Of course, that’s not to say that we shouldn’t leave the machine in an unrecoverable state. In the case of a break in, it’s often best to disconnect the machine as soon as you can, and you may not be able to move the machine onto a quarantine area for examination, we need to compromise by taking a snapshot of the state of the machine (filesystem snapshots and / or virtual machine snapshots are useful here). Or in the case of a kernel crash, you might take a photograph of the console screen, or just configure a logged serial terminal for the next time it occurs.

In real life

Now, by and large, you won’t need to think about the steps that you undergo when you start to debug a problem; once you’ve been working on something for a while, you internalise the structure, and you no longer have to think about it. But of course, we sometimes get stuck, and find a problem that’s seemingly impossible to solve. In these cases, stepping back from the system, and working through it methodically is the answer.

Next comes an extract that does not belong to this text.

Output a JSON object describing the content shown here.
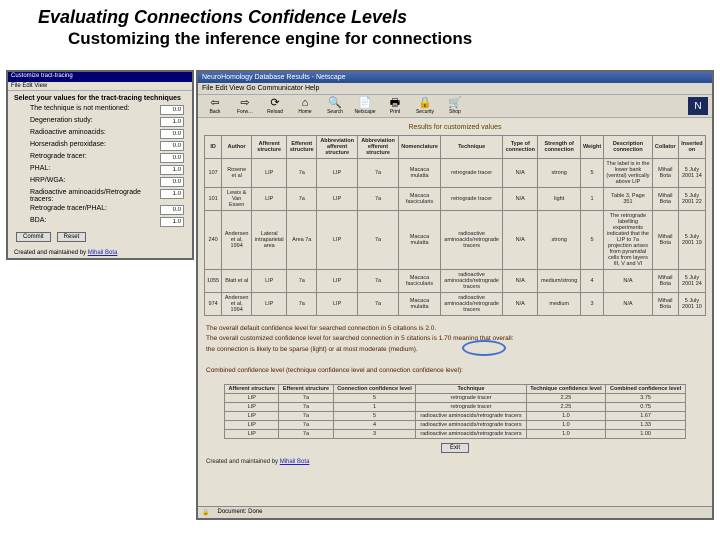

It’s also often the case that multiple teams of people are involved with fixing a particular problem, which can mean that it’ll take far longer to arrive at a diagnosis, especially when they don’t keep a detailed record of what has been tested, and the evidence that’s been gathered already. It can be easy to descend into irrationality and start blaming other teams for problems, when some methodical diagnosis would help solve the problem. One answer to this is to state that all investigation must be recorded in a form that’s accessiable to all concerned (for example, a trouble ticket system).

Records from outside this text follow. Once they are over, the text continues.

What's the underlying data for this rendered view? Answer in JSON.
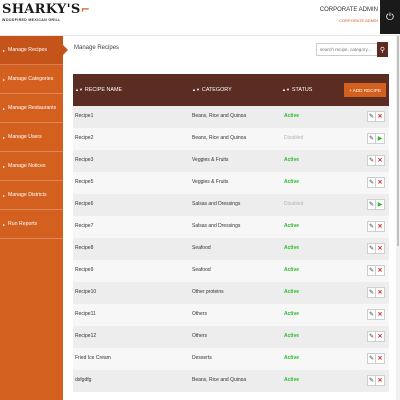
{
  "brand": {
    "name": "SHARKY'S",
    "tagline": "WOODFIRED MEXICAN GRILL"
  },
  "header": {
    "admin_title": "CORPORATE ADMIN",
    "admin_role": "CORPORATE ADMIN"
  },
  "sidebar": {
    "items": [
      {
        "label": "Manage Recipes"
      },
      {
        "label": "Manage Categories"
      },
      {
        "label": "Manage Restaurants"
      },
      {
        "label": "Manage Users"
      },
      {
        "label": "Manage Notices"
      },
      {
        "label": "Manage Districts"
      },
      {
        "label": "Run Reports"
      }
    ]
  },
  "main": {
    "title": "Manage Recipes",
    "search_placeholder": "search recipe, category..."
  },
  "table": {
    "headers": {
      "name": "RECIPE NAME",
      "category": "CATEGORY",
      "status": "STATUS"
    },
    "add_label": "+ ADD RECIPE",
    "rows": [
      {
        "name": "Recipe1",
        "category": "Beans, Rice and Quinoa",
        "status": "Active"
      },
      {
        "name": "Recipe2",
        "category": "Beans, Rice and Quinoa",
        "status": "Disabled"
      },
      {
        "name": "Recipe3",
        "category": "Veggies & Fruits",
        "status": "Active"
      },
      {
        "name": "Recipe5",
        "category": "Veggies & Fruits",
        "status": "Active"
      },
      {
        "name": "Recipe6",
        "category": "Salsas and Dressings",
        "status": "Disabled"
      },
      {
        "name": "Recipe7",
        "category": "Salsas and Dressings",
        "status": "Active"
      },
      {
        "name": "Recipe8",
        "category": "Seafood",
        "status": "Active"
      },
      {
        "name": "Recipe9",
        "category": "Seafood",
        "status": "Active"
      },
      {
        "name": "Recipe10",
        "category": "Other proteins",
        "status": "Active"
      },
      {
        "name": "Recipe11",
        "category": "Others",
        "status": "Active"
      },
      {
        "name": "Recipe12",
        "category": "Others",
        "status": "Active"
      },
      {
        "name": "Fried Ice Cream",
        "category": "Desserts",
        "status": "Active"
      },
      {
        "name": "dsfgdfg",
        "category": "Beans, Rice and Quinoa",
        "status": "Active"
      }
    ]
  },
  "icons": {
    "power": "power-icon",
    "search": "search-icon",
    "edit": "pencil-icon",
    "delete": "x-icon",
    "enable": "play-icon"
  },
  "colors": {
    "accent": "#d4601f",
    "header_bg": "#5a2c22",
    "active": "#2db82d",
    "disabled": "#b5b5b5",
    "delete": "#d62020"
  }
}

For example, some of the lower levels of support teams aren’t always entirely forthcoming with any diagnostic information they’ve gathered (if any) when escalating an issue to higher level teams. One answer to this problem is to standardize on what level each team is expected, what tests they should perform at each step, and how these should be recorded. Of course, this needs to be enforced, perhaps by having one member of each team who is dedicated to doing triage, and ensuring that all the required information is present. If not, the request should be returned to the original department (of course, this draconian method isn’t always appropriate).